The error can be reproduced with the following simplified schemas (with the
only difference being the presence of the “avro.java.string” property in the
reader schema and its absence in the writer schema):
Reader:
{
"type": "record",
"name": "Event",
"namespace": "com.example.event.model",
"fields": [
{
"name": "body",
"type": {
"type": "record",
"name": "EventBody",
"namespace": "com.example.event.model",
"fields": [
{
"name": "optionalNestedObject",
"type": [
"null",
{
"type": "record",
"name": "NestedObject",
"fields": [
{
"name": "mandatoryString",
"type": {
"type": "string",
"avro.java.string": "String"
}
}
]
}
],
"default": null
}
]
}
}
]
}
Writer:
{
"type": "record",
"name": "Event",
"namespace": "com.example.event.model",
"fields": [
{
"name": "body",
"type": {
"type": "record",
"name": "EventBody",
"namespace": "com.example.event.model",
"fields": [
{
"name": "optionalNestedObject",
"type": [
"null",
{
"type": "record",
"name": "NestedObject",
"fields": [
{
"name": "mandatoryString",
“type": "string"
}
]
}
],
"default": null
}
]
}
}
]
}
The issue seems to be caused by the org.apache.avro.Resolver.unionEquiv() not
considering properties when determining whether the “optionalNestedObject”

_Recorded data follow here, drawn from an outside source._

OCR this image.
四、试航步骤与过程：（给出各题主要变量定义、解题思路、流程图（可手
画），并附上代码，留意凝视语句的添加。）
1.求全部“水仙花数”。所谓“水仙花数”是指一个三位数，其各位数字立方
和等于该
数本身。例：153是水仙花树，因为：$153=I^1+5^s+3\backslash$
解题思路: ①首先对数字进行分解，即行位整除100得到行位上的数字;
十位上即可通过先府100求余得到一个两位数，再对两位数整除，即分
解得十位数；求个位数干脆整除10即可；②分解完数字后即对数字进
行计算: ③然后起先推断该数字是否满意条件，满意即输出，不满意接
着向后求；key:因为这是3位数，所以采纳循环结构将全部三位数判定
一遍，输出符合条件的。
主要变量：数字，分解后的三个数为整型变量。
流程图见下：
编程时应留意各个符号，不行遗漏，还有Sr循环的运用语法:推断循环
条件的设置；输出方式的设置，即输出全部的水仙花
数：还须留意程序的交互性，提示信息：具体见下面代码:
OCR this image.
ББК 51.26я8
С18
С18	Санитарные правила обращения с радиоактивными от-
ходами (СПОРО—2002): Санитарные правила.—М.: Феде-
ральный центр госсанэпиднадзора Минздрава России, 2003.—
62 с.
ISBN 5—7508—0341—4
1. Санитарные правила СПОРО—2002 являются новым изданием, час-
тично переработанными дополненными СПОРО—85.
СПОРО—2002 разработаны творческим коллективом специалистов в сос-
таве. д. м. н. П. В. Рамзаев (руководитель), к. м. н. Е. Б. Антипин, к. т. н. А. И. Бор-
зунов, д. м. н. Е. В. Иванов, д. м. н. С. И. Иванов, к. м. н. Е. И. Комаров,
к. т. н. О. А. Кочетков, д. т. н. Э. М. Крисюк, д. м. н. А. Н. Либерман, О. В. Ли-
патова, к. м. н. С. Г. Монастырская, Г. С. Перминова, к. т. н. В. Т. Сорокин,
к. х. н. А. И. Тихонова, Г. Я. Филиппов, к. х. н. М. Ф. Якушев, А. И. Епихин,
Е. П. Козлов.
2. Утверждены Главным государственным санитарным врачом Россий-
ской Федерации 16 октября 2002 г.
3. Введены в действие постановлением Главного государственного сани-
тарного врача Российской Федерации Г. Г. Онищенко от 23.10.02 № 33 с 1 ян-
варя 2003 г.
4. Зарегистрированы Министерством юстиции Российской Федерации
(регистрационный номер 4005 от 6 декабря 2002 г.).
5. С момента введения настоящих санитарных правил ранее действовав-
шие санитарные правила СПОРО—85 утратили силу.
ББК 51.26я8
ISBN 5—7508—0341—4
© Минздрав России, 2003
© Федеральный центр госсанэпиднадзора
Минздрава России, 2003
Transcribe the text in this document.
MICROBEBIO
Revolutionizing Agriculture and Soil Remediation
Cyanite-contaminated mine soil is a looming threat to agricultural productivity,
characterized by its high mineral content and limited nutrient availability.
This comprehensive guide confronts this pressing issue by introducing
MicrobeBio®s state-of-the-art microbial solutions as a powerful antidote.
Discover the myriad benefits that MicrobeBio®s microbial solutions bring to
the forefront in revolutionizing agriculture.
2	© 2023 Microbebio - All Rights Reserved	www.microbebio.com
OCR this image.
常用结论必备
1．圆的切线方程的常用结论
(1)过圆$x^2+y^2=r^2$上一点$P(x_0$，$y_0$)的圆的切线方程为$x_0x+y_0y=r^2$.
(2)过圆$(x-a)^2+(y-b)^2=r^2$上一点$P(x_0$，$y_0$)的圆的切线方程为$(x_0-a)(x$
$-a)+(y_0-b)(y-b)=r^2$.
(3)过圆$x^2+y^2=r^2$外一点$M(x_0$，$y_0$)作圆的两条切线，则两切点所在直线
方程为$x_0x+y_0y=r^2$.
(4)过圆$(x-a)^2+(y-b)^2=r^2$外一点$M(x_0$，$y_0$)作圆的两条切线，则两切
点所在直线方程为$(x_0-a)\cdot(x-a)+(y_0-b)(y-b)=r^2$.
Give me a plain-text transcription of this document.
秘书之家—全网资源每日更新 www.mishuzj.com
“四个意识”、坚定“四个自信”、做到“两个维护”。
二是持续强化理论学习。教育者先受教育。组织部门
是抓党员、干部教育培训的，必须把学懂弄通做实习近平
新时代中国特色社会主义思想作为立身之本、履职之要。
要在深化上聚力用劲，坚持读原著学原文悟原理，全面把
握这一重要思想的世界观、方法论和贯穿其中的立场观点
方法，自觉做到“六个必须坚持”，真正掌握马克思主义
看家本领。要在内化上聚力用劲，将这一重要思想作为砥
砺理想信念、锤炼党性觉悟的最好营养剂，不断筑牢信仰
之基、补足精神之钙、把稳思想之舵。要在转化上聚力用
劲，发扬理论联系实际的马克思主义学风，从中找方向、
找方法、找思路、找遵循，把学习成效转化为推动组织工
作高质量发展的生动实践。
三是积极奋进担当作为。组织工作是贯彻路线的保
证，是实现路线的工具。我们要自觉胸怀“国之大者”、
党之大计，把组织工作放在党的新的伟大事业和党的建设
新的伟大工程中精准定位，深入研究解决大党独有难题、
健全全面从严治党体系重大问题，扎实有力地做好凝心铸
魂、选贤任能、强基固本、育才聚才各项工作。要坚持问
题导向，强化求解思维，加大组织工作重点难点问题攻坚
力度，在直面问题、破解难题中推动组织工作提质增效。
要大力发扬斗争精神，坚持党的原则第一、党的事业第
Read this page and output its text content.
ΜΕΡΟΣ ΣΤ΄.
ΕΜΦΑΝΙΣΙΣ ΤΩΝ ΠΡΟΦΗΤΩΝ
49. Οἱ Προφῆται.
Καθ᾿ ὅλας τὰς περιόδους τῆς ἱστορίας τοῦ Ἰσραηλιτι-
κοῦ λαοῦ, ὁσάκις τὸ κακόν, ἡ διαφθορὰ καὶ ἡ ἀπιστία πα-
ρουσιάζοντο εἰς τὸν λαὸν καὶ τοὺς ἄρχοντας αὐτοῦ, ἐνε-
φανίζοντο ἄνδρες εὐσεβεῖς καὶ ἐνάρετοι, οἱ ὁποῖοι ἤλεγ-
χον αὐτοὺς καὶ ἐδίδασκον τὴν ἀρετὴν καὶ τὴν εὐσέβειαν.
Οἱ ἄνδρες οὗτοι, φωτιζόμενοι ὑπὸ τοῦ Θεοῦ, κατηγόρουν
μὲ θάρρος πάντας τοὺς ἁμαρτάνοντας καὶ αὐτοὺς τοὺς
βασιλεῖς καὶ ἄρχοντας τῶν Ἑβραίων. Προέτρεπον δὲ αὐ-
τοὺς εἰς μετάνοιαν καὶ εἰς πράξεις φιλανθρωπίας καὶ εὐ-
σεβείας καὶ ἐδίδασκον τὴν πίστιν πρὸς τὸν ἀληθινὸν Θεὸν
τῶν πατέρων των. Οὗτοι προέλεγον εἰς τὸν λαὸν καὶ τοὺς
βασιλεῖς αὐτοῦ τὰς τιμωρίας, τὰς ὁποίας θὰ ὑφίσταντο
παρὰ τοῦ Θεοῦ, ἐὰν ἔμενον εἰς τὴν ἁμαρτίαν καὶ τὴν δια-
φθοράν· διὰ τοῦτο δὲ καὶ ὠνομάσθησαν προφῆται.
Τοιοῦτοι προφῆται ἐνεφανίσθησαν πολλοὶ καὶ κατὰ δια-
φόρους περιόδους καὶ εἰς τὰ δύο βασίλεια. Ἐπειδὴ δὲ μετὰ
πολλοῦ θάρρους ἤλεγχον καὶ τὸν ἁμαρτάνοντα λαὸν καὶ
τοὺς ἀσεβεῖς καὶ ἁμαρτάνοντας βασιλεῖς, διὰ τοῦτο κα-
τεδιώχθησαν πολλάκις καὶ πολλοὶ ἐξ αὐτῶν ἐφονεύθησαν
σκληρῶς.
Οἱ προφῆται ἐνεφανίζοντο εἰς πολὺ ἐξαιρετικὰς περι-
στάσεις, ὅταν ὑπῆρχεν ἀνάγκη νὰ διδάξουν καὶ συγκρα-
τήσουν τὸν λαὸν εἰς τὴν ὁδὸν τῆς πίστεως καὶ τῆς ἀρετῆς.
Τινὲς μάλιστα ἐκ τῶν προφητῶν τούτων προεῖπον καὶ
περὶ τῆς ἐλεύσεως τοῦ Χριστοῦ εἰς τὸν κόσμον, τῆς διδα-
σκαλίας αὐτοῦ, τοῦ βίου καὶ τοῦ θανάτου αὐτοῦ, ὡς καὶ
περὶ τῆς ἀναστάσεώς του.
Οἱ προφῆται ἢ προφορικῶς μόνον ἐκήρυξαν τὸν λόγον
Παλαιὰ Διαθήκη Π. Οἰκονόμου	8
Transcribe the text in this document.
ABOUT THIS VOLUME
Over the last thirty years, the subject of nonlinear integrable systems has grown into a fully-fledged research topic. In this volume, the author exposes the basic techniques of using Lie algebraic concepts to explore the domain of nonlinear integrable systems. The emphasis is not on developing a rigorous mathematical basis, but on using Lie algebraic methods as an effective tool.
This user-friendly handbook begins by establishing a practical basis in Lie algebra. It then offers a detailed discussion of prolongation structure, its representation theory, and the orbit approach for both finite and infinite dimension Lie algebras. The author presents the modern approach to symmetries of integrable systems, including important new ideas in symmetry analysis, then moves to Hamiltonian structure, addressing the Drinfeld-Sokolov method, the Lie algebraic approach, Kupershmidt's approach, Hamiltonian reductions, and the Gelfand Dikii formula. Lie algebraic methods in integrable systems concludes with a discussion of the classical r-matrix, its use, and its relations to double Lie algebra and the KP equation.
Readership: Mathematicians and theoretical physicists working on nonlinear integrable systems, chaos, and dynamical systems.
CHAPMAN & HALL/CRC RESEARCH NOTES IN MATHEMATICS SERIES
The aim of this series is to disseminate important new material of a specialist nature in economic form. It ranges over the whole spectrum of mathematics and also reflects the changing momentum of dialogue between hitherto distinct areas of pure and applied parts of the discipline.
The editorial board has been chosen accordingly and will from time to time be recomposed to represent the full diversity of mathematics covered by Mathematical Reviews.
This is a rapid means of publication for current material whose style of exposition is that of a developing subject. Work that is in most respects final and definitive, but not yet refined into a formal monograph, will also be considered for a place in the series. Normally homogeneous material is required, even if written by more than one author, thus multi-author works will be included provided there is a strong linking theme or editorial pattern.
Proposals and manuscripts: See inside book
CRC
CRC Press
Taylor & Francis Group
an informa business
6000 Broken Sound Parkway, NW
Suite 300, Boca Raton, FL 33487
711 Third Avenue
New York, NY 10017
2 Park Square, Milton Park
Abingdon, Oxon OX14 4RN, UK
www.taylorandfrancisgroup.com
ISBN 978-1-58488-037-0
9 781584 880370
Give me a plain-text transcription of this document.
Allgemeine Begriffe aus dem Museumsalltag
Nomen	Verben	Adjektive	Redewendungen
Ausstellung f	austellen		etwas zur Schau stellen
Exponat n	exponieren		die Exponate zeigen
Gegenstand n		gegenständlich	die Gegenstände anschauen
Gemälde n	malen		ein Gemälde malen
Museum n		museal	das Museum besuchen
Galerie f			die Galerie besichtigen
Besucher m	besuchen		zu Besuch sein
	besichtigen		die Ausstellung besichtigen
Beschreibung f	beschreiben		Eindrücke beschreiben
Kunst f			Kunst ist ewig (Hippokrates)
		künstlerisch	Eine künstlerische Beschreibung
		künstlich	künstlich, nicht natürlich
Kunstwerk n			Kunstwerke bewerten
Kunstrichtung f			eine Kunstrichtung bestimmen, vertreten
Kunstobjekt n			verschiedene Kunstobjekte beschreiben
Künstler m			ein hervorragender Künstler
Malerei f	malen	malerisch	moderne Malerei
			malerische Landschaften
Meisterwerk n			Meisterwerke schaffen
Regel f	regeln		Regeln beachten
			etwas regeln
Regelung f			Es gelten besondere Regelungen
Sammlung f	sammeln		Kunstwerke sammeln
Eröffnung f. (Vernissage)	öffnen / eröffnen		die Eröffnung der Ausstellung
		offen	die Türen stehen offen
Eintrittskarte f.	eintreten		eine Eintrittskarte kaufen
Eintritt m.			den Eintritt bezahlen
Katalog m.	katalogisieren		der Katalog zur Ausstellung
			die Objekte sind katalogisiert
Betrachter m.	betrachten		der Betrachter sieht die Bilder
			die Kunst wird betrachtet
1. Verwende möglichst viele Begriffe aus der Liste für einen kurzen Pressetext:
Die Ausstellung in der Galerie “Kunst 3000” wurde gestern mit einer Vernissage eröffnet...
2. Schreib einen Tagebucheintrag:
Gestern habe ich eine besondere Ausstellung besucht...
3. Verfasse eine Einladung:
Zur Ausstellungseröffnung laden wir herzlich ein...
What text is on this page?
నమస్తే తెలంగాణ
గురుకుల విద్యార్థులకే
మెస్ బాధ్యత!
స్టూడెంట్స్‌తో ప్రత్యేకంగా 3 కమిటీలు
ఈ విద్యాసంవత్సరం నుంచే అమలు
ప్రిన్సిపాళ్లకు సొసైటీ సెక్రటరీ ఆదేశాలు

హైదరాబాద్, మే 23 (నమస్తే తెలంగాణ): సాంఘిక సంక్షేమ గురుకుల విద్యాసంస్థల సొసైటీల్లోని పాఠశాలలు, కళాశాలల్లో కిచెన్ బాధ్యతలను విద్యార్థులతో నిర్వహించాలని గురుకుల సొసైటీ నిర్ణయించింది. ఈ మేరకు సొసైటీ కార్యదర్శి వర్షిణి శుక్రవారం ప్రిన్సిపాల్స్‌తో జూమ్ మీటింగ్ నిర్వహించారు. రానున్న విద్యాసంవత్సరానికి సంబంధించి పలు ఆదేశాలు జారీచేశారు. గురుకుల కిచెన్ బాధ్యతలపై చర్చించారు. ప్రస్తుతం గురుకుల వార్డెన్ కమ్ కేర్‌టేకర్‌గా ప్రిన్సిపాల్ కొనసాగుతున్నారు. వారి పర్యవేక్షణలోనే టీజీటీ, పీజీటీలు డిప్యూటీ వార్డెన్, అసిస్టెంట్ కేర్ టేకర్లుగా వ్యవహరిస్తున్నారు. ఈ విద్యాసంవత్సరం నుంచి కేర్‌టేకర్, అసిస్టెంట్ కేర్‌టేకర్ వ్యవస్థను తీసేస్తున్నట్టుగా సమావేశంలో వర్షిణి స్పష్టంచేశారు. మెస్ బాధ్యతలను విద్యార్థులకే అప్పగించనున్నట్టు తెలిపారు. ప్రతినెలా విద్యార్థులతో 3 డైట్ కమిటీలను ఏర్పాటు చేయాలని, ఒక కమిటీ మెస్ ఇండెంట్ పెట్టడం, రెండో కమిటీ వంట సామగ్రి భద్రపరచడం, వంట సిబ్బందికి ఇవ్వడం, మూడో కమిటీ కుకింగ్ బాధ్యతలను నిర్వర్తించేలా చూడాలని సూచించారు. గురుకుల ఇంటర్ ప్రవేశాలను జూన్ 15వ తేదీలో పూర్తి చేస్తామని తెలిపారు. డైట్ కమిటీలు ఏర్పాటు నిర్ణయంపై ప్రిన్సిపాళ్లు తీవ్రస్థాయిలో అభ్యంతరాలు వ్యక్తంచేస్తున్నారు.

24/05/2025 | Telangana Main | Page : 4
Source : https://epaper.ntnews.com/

union is equal in both schemas and the
org.apache.avro.io.ResolvingGrammarGenerator.generate() then using the writer
schema to determine the String class to use for the string field within that
union since the union is falsely considered equivalent. This ultimately results
in a ClassCastException since the string is deserialized as
org.apache.avro.util.Utf8 but the POJO generated from the reader schema has a
field with the correct java.lang.String type.